One key in the decision-making process: Are there enough learning opportunities at pharmacies, hospitals and other health care sites in the Greensboro area to accommodate pharmacy students from UNCG and UNC-CH? The latter already places students into these on-the-job training sites in that area and around the state.

“There are many clinical sites in the Triad so we would not be competing head to head with Chapel Hill for those sites,” Brady said. “We’re confident there are sufficient sites.”

UNC-CH chancellor Holden Thorp said he and Brady are “on the same page” but still must be convinced.

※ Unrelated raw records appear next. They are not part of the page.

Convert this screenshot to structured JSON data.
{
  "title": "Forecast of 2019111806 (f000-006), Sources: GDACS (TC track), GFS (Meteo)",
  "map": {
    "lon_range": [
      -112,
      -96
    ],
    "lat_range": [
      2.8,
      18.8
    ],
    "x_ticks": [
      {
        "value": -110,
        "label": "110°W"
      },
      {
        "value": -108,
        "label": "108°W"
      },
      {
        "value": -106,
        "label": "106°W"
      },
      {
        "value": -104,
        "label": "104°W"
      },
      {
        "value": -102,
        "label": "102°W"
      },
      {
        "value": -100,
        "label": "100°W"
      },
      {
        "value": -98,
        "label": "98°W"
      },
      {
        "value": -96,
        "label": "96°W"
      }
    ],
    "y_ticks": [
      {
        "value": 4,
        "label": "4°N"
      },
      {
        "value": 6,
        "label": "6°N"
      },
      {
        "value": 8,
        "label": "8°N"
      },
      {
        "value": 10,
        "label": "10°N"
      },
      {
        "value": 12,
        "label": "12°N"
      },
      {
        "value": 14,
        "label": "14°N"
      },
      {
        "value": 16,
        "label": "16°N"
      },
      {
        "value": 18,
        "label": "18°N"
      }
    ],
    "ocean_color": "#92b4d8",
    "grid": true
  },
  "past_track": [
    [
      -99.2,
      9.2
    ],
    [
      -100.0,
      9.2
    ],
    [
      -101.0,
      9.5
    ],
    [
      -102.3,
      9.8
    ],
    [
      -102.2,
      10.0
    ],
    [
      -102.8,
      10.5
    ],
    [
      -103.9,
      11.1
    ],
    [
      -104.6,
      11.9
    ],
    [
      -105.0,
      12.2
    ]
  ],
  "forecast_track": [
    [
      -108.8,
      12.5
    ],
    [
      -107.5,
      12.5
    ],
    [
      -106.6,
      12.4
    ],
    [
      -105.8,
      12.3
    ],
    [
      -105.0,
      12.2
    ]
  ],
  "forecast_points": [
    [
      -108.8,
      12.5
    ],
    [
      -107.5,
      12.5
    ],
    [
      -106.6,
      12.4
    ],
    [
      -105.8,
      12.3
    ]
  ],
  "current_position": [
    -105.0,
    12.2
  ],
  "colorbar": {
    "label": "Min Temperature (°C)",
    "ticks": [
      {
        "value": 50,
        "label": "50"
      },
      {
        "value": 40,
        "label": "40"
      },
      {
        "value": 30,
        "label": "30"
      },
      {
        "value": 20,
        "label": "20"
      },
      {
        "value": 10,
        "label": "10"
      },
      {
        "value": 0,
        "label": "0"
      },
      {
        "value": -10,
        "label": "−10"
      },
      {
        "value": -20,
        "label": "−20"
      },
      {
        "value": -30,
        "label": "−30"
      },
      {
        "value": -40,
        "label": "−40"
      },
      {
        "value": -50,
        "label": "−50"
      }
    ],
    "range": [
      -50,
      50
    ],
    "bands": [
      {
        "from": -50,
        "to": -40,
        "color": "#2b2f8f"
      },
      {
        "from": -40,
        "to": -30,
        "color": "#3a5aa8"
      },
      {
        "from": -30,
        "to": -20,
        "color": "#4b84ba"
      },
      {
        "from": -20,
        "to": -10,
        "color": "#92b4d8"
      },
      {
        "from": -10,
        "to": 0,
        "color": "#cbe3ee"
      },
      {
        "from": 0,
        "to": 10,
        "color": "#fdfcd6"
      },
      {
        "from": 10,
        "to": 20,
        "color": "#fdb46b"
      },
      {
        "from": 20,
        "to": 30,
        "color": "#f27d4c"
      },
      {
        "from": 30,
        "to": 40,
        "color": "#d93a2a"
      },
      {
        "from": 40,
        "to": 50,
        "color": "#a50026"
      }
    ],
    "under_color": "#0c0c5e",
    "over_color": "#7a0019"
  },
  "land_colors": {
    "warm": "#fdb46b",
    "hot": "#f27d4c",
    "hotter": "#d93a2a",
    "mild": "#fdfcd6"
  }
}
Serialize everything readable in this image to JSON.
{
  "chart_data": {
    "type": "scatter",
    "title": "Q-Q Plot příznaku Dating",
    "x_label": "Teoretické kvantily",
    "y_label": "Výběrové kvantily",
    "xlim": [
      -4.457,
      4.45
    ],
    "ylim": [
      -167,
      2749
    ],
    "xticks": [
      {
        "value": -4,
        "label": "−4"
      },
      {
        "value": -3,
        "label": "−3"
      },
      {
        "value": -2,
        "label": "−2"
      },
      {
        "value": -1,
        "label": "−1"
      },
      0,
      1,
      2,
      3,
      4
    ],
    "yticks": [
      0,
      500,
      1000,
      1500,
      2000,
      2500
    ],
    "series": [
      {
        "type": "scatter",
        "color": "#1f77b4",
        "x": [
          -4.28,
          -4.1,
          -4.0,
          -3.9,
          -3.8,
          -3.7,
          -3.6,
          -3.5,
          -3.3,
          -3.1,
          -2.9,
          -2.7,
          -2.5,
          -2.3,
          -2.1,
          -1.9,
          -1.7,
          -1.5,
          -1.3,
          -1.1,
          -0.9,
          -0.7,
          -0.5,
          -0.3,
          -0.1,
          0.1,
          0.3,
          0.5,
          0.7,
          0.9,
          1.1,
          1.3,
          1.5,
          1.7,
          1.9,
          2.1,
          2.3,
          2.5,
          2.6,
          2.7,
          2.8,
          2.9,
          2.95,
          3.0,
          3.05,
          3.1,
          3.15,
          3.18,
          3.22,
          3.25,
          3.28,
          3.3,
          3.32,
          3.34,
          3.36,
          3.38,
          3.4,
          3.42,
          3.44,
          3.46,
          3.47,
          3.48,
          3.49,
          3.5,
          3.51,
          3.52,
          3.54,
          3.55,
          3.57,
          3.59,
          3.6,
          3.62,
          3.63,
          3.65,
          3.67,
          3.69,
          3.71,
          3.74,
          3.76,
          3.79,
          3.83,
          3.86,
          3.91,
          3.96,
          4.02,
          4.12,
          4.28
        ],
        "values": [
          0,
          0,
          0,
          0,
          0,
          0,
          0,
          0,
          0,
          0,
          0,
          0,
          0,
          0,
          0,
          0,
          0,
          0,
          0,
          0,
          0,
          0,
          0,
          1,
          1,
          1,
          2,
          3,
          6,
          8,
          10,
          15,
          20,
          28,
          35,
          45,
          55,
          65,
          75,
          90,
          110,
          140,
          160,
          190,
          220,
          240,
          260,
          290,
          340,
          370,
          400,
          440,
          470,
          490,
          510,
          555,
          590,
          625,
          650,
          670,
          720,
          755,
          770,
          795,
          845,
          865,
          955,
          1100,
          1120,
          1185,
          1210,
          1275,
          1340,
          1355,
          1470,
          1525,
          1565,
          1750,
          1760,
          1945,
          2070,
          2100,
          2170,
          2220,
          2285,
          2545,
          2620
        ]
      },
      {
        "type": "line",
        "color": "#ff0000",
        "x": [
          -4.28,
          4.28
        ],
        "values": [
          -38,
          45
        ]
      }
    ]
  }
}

“We’ll have a lot of work to do to make sure we have enough clinical sites,” he said. “It’s been proven to me that they’re willing to work through it with us.”

Fred Eckel, executive director of the N.C. Association of Pharmacists, isn’t so sure about the availability of those practice locations.

“We’re not growing clinical sites to the extent that enrollments are growing,” Eckel said. “Three pharmacy schools in North Carolina have pretty much filled up our state’s practice sites ... you add another school into the mix, it just complicates that whole process.”

In 2002, a plan for a new pharmacy school at Elizabeth City State University — also a UNC system campus — was shelved after a consultant’s report showed the venture would be very costly. It eventually became a joint program through which students at Elizabeth City take UNC-CH pharmacy courses using distance education.

Martin, the UNC system vice president, said the Elizabeth City model may be a less costly alternative in this case as well.

Brady, the UNCG chancellor, believes the demand is evident. UNC-CH recently received 800 applications for 155 spots in one of its incoming classes, while WIngate received 1,112 applications for 70 seats, according to the UNCG memo.

Since 2000, 28 new pharmacy schools have opened across the nation, including one — Wingate — in North Carolina, according to data from the American Association of Colleges of Pharmacy.